- Born: December 25, 1957 (age 67) Amsterdam, NED
- Height: 6 ft 1 in (185 cm)
- Weight: 192 lb (87 kg; 13 st 10 lb)
- Position: Defence
- Played for: Amstel Tijgers ESV Trier 's-Hertogenbosch Red Eagles
- National team: Netherlands
- Playing career: 1977–1990

= William Klooster =

Dutch ice hockey player

William Eduard Antonio Klooster (born December 25, 1957) is a former Dutch ice hockey player, born in Amsterdam, North Holland. A defenceman, he competed for the Netherlands national ice hockey team at both the 1980 Winter Olympics and the 1981 World Ice Hockey Championships.
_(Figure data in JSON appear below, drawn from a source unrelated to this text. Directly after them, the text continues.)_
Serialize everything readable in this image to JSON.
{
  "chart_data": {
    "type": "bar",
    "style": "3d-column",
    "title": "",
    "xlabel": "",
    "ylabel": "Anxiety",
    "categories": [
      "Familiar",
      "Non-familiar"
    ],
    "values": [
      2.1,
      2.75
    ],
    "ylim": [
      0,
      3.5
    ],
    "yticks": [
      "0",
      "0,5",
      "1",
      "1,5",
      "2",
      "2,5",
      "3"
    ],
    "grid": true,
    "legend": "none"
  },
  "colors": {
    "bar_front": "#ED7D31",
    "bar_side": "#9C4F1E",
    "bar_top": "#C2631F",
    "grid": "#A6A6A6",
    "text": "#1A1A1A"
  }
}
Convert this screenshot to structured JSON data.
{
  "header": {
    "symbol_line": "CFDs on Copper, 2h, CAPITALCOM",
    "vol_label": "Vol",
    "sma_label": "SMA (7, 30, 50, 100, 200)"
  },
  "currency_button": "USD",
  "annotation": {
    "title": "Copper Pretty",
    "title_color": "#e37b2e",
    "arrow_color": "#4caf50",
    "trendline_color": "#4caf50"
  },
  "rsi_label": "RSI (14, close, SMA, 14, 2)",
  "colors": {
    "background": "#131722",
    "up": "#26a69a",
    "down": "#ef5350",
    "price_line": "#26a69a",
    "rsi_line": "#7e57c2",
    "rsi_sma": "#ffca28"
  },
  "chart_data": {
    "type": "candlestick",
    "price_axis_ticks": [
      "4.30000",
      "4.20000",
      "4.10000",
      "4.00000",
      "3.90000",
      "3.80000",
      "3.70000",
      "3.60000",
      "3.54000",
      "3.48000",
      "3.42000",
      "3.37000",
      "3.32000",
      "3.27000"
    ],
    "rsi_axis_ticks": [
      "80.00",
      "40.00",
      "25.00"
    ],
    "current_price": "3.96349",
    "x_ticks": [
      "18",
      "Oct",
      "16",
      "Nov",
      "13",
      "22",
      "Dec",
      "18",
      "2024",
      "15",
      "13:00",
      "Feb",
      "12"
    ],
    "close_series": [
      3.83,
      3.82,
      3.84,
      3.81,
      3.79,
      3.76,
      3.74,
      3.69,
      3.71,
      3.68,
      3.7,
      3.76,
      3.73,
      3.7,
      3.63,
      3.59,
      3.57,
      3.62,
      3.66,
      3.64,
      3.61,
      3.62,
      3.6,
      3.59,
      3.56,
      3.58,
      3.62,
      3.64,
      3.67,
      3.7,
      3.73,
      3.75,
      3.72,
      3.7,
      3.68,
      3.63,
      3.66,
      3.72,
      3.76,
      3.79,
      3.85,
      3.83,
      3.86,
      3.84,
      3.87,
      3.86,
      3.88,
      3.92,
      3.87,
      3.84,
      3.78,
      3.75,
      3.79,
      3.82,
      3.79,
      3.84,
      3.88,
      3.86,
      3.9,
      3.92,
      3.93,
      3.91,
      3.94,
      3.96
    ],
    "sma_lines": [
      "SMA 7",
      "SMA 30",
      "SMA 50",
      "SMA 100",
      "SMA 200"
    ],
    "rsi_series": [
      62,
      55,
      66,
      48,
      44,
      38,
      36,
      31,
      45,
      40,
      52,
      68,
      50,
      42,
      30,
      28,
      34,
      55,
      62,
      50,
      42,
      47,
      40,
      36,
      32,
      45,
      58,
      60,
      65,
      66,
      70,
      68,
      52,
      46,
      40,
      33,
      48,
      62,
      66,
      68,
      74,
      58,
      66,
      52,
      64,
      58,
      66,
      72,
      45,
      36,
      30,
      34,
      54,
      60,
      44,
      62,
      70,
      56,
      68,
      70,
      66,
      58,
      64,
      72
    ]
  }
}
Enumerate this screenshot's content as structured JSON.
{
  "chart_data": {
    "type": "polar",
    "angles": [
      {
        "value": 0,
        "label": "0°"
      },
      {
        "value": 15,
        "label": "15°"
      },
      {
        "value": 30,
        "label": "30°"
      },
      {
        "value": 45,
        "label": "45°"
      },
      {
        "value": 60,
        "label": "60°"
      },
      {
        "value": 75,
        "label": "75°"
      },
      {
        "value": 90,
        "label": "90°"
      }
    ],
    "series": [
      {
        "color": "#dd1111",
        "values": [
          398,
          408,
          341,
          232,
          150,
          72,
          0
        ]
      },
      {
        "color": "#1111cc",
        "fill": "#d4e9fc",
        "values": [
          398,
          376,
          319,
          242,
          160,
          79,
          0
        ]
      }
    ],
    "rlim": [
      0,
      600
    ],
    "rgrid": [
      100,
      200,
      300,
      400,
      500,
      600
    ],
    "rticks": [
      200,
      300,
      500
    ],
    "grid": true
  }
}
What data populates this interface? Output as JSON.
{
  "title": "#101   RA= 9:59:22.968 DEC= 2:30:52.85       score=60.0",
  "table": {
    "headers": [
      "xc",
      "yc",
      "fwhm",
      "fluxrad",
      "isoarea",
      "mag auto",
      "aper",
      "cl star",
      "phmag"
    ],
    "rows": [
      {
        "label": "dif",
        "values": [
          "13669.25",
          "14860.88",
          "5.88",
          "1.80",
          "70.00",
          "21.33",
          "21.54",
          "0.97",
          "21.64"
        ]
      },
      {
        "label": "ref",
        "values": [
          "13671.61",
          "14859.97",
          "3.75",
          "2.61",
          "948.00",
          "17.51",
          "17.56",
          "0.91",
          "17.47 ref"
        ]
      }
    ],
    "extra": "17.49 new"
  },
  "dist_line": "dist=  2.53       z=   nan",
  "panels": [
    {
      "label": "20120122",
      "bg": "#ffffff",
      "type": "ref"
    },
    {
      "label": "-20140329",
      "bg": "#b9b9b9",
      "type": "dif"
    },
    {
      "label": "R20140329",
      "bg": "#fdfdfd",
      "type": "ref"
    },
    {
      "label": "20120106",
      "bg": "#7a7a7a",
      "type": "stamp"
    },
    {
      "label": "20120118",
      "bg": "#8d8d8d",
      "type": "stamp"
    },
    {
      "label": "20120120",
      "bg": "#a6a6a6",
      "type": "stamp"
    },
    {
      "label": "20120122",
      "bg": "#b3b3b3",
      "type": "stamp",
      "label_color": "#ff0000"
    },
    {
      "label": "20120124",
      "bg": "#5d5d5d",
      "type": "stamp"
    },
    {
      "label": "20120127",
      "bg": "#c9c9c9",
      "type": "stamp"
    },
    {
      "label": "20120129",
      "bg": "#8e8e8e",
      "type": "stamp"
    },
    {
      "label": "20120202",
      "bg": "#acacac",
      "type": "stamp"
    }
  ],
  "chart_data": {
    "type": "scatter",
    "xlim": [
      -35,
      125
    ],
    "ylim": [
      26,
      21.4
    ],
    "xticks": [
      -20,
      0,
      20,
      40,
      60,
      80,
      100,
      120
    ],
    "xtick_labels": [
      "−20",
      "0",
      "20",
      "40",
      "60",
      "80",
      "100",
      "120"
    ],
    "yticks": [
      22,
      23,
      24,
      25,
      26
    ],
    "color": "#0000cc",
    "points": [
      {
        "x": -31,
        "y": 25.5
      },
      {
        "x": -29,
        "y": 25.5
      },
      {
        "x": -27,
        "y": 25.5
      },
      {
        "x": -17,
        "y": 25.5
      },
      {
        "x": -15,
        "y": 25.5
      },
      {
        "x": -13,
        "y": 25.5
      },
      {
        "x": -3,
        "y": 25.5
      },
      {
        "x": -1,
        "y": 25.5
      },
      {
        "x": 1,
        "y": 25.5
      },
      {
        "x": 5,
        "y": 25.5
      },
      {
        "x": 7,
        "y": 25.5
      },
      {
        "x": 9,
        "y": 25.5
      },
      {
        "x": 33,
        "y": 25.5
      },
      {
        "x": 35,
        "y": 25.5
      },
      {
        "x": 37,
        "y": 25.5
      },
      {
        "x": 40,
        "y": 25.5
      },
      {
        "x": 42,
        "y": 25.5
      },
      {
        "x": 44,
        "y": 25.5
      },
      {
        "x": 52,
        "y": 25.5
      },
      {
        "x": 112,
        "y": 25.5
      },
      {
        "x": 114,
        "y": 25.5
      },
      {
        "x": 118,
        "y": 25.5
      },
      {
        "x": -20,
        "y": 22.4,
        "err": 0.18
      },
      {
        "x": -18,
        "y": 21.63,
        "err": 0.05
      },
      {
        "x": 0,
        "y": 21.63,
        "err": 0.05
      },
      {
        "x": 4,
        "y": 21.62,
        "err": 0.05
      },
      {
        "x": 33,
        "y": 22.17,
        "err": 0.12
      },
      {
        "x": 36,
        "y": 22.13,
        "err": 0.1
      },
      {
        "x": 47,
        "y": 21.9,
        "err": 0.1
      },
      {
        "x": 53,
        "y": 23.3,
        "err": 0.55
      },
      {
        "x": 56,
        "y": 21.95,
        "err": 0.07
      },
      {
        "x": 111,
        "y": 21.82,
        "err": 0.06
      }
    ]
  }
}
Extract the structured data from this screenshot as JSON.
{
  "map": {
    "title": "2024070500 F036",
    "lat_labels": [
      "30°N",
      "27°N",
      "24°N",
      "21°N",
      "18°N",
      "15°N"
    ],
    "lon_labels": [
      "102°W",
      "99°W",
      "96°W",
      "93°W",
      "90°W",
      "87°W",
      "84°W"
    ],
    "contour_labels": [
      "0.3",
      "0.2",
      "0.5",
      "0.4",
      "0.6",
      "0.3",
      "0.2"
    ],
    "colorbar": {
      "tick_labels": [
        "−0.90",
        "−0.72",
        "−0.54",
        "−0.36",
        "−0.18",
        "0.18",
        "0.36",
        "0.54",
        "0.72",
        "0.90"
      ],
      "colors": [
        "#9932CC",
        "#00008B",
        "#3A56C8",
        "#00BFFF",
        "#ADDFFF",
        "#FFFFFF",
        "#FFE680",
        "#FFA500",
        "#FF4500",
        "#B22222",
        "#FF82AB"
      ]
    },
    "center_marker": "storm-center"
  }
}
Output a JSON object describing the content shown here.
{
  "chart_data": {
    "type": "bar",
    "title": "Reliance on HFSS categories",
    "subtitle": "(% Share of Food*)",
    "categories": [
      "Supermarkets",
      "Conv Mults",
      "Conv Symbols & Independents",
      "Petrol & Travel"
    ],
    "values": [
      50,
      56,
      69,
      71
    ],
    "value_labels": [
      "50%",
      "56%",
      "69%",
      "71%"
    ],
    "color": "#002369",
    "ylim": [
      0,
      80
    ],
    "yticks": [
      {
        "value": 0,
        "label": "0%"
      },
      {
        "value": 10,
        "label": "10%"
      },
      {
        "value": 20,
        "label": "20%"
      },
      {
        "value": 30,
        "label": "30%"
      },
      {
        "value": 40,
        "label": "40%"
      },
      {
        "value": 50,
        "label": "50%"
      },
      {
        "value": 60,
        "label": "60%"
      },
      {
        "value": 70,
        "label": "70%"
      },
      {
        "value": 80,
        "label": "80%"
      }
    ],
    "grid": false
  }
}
Klooster began his senior club career in 1977 with Tigers Amsterdam. He played intermittently with Tigers until 1989 when he joined 's-Hertogenbosch Red Eagles for a season. He played for Regionalliga side Trier Huskies in 1989–90.

As a member of the Netherlands men's national ice hockey team, Klooster had an offensive Olympic campaign in Lake Placid, scoring 3 goals and collecting 5 points in 5 games. He went scoreless in all 8 of Netherlands's games at the 1981 World Ice Hockey Championships the following year.